The man's face provided another telling sign, Braden said.
"His facial expression just doesn't just change," he said, noting that the meaning of some signs is based on a facial expression.
While Braden said it was bizarre for a mistake to happen at such a prestigious event, having bad interpreters isn't that uncommon.
"The irony is that most of the people who hire people to interpret wouldn't know the difference between a fake and a real person," he said. "It is, in many ways, truly a crime against (the deaf) because they have no other access in real time to that speech."
Collins Chabane, one of South Africa's two presidency ministers, said the government is investigating "alleged incorrect use of sign language at the National Memorial Service," but has not finished because it has been overwhelmed with organizing the public viewing of Mandela's body in Pretoria and his funeral Sunday in his hometown of Qunu. He did not identify the man, but said the "government will report publicly on any information it may establish."
U.S. Secret Service spokesman Ed Donovan said in response to an emailed question by the AP that "agreed-upon security measures between the U.S. Secret Service and South African government security officials were in place" during the service.
"Program items such as stage participants or sign-language interpreters were the responsibility of the host organizing committee," Donovan added.
White House spokesman Josh Earnest added: "It's a shame that ... a service that was dedicated to honoring the life and celebrating the legacy of one of the great leaders of the 20th century has gotten distracted by this and a couple of other issues that are far less important than the legacy of Nelson Mandela."
Four experts, including Druchen and Parkin, told the AP the man was not signing in South African or American sign languages and could not have been signing in any other known sign language because there was no structure to his arm and hand movements. South African sign language covers all of the country's 11 official languages, according to the federation.
"This man himself knows he cannot sign, and he had the guts to stand on an international stage and do that," Parkin said. "It's absolutely impossible that he is any kind of interpreter. Or a language person at all, because he's not even using a language there."
Nicole Du Toit, a sign-language interpreter who also watched the broadcast, said in a telephone interview that the man was an embarrassment for South Africa.
"It was horrible, an absolute circus, really, really bad," she said. "Only he can understand those gestures."
The man also did sign interpretation at an event last year that was attended by South Africa President Jacob Zuma, Druchen said. At that appearance, a deaf person in the audience videotaped the event and gave it to the deaf federation, which analyzed the video, prepared a report and submitted a formal complaint to the governing African National Congress party, Druchen said.
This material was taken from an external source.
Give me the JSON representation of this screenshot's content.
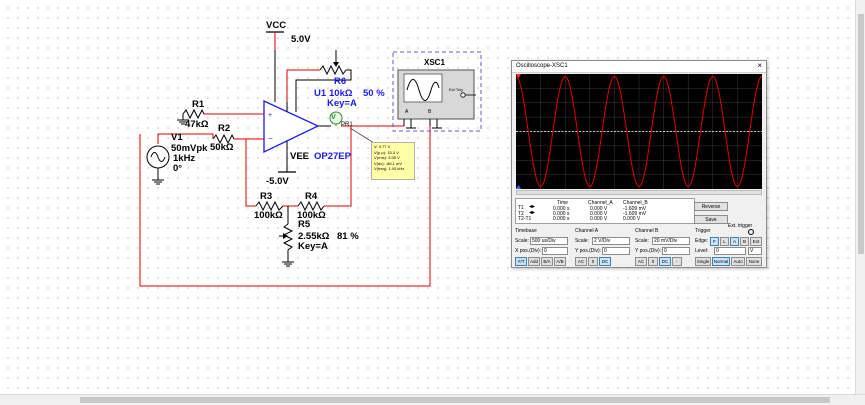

In the complaint, the federation suggested the man should take the five years of training needed to become a qualified sign language interpreter in South Africa. But the ANC never responded, Druchen said.
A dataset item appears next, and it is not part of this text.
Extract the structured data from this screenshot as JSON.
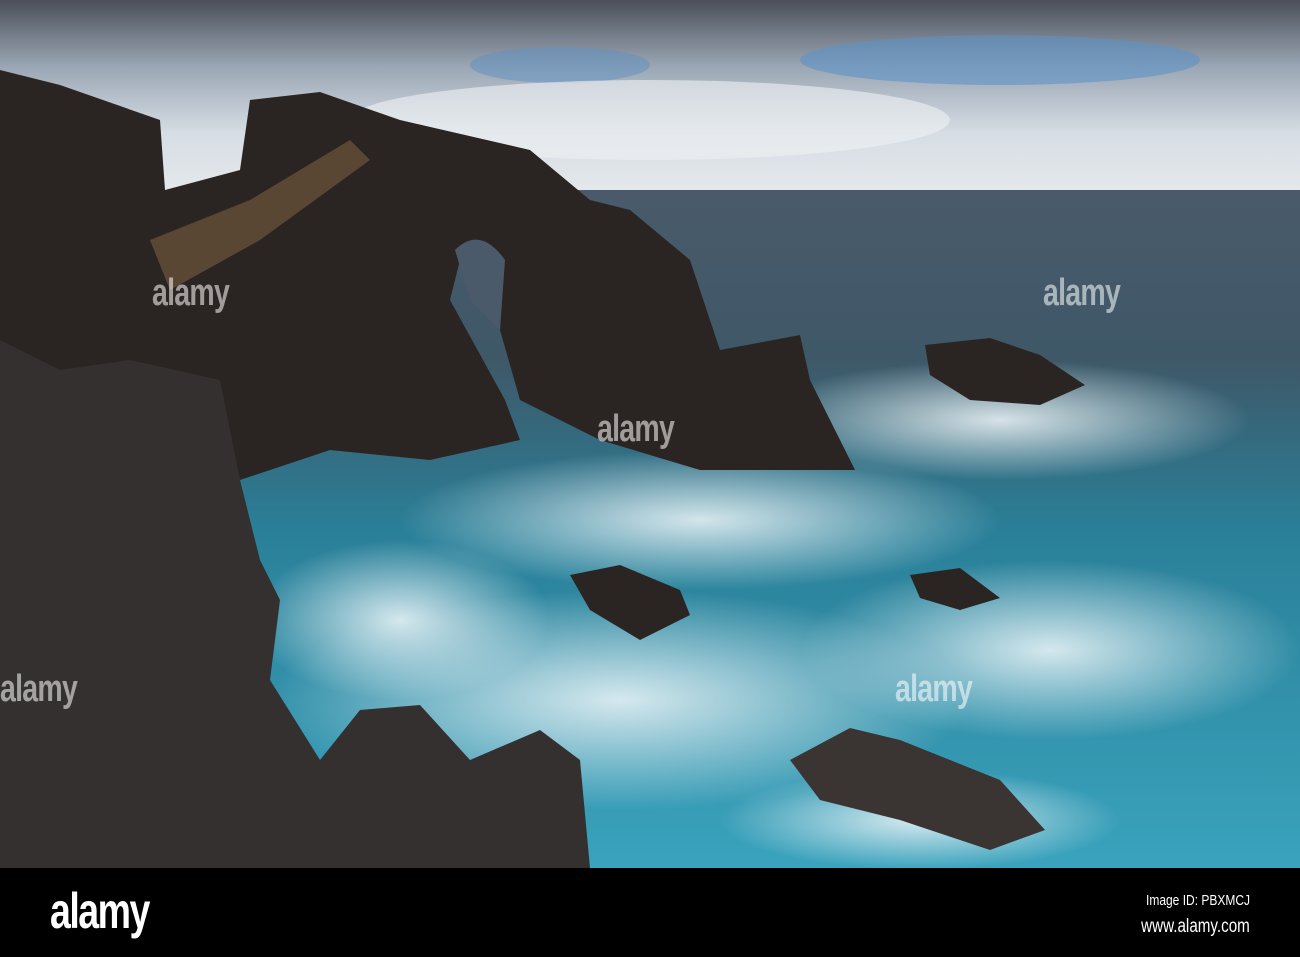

A new complaint will be filed to the ANC with a demand for an urgent meeting, he said. The federation did not know the man's identity.
"We want to make a statement that this is a warning to other sign-language interpreters who are fake and go about interpreting," Druchen said. "I am hoping the South African government will take notice of this."
ANC spokesman Jackson Mthembu declined comment.
Bogus sign-language interpreters are a problem in South Africa because people who know some signs – frequently because they have deaf relatives – try to pass themselves off as interpreters, Parkin said. Those contracting them usually don't know how to sign, so they have no idea the people they are hiring cannot do the job, she said.
"They advertise themselves as interpreters because they know 10 signs and they can make some quick money," Parkin said. "It is plain and simple abuse of the deaf community. They are taking advantage of the deaf community to make money."